Last Friday, RE/MAX unveiled the terms of its settlement of two major class action lawsuits targeting agent commission that will resolve all claims against the company (and its agents and franchises).
The agreement, unsurprisingly, mirrors the terms that Anywhere Real Estate affirmed in a settlement struck only a couple weeks earlier. Most notably, both RE/MAX and Anywhere will cease requiring franchises to be part of the National Association of REALTORS® (NAR) and will provide education and disclosures around commission “transparency,” along with disallowing software that sorts listings by buyer commission.
RE/MAX also agreed to pay $55 million, less than the $83 million Anywhere agreed to. Both companies said they do not expect any major financial impact due to these payments.
“We continue to deny the allegations made in the complaints and in no way acknowledge any wrongdoing. We also continue to believe in buyer agency, cooperative compensation and the idea that consumers are best served when they are working with real estate professionals,” said RE/MAX President and CEO Nick Bailey.
This broadly aligns with comments made by Anywhere executives, who also reiterated their commitment to the current commission model in real estate, which is the main focus of the lawsuits (both still slated to go to trial in the coming months).
HomeServices of America and its subsidiaries, along with Keller Williams and NAR remain defendants in the lawsuits, which allege that NAR rules, broker policy and other industry practices, including agent training, enforce an anti-competitive and anti-consumer structure that inflates commissions.
One trial, in a case known as Burnett/Sitzer, is scheduled to start one week from today, while the other, known as Moehrl, will take place early next year.
But as the lawsuits go forward, RE/MAX at least won’t be able to fully move on from the litigation. In the company’s settlement agreement, there is a stipulation requiring RE/MAX corporate (not franchises) to “provide valuable cooperation to plaintiffs” in the lawsuits, even as it is no longer a target of claims.
Specifically, RE/MAX is required to withdraw expert witnesses it retained for the trials, disallowing them from testifying for the other brokerages still fighting the suits. The company must also provide three of its own current employees as witnesses for the Moehrl suit.
Additionally, the agreement requires RE/MAX to assist in verifying documents either before or during hearings and trials.
A spokesperson for Anywhere provided a portion of its settlement agreement, which contained very similar stipulations and language around cooperation.

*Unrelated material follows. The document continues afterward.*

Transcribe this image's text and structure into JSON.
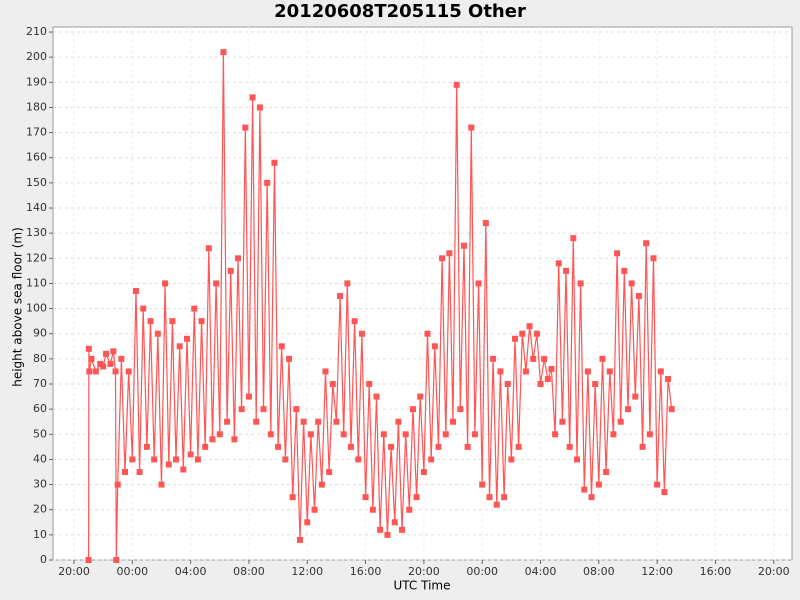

A RE/MAX spokesperson said that costs associated with the cooperation portions of the agreement are already baked in to the $55 million total, but declined to comment on other details, adding that the company “assert(s) that protecting the U.S. RE/MAX network of Broker/Owners and agents from costly litigation and the risk of further damages makes this settlement the right course of action.”
Even with these settlements, the road ahead in the ongoing saga of commission lawsuits is likely a long one, with other interrelated issues. As some companies call for further distancing from NAR, these suits, and a dormant Department of Justice investigation, could potentially push for further changes and penalties.
Another lawsuit, specifically targeting NAR’s “clear cooperation” policy and some of the country’s largest MLSs, is scheduled for trial in early 2025.
I entered as a Realtor in 1973, the Listing Brokerage received all of the fee they had contracted for, with the Seller, at the closing and transfer of title(deed)!
It meant, usually the check had to clear before my Brokerage would receive the agreed upon co-brokerage fee!
You won’t believe it, but sometimes you never got paid…because the funds from closings went into Brokerage operating accounts and funds were not paid out of a trust account!
In order to be sure selling Brokerages got paid, permission was given to the closing companies, attorneys and title companies to separate the co-operating Brokerage at the closing…what an ingenious revelation!
It was then that the Listing Brokerage could avoid the extra accounting they were required to do, and Selling Brokerages were being paid in a timely fashion!
O M G how did this simple change turn into the fiasco of lawsuits!
Sellers agree to pay a Brokerage to Market and Sell their home…low and behold another Brokerage has a Buyer!
The Brokerage and Seller have a contract for a certain amount to be paid when the Closing is consummated, even though a Buyer may come through a co-operating Brokerage!
Through decades of Co-operation between Brokerages many Sellers and Buyers have successfully made the market flow work…I have personally seen it succeed!
Our profession as Realtors is governed by a code of ethics that has kept our standards of business conduct in check!
There are many Licensees that have a license to offer services to Sellers and Buyers with out regard to good ethical business practices!
Fortunately the National Association of REALTORS was formed to promote business ethics!
I went into the real estate business in 1978.. I loved the business. Today there is so much Crapp going on with Virtual offices, Agents not licensed in the state, selling. This is not the way to run a service. No one understands. how hard we work for our money. Something should change.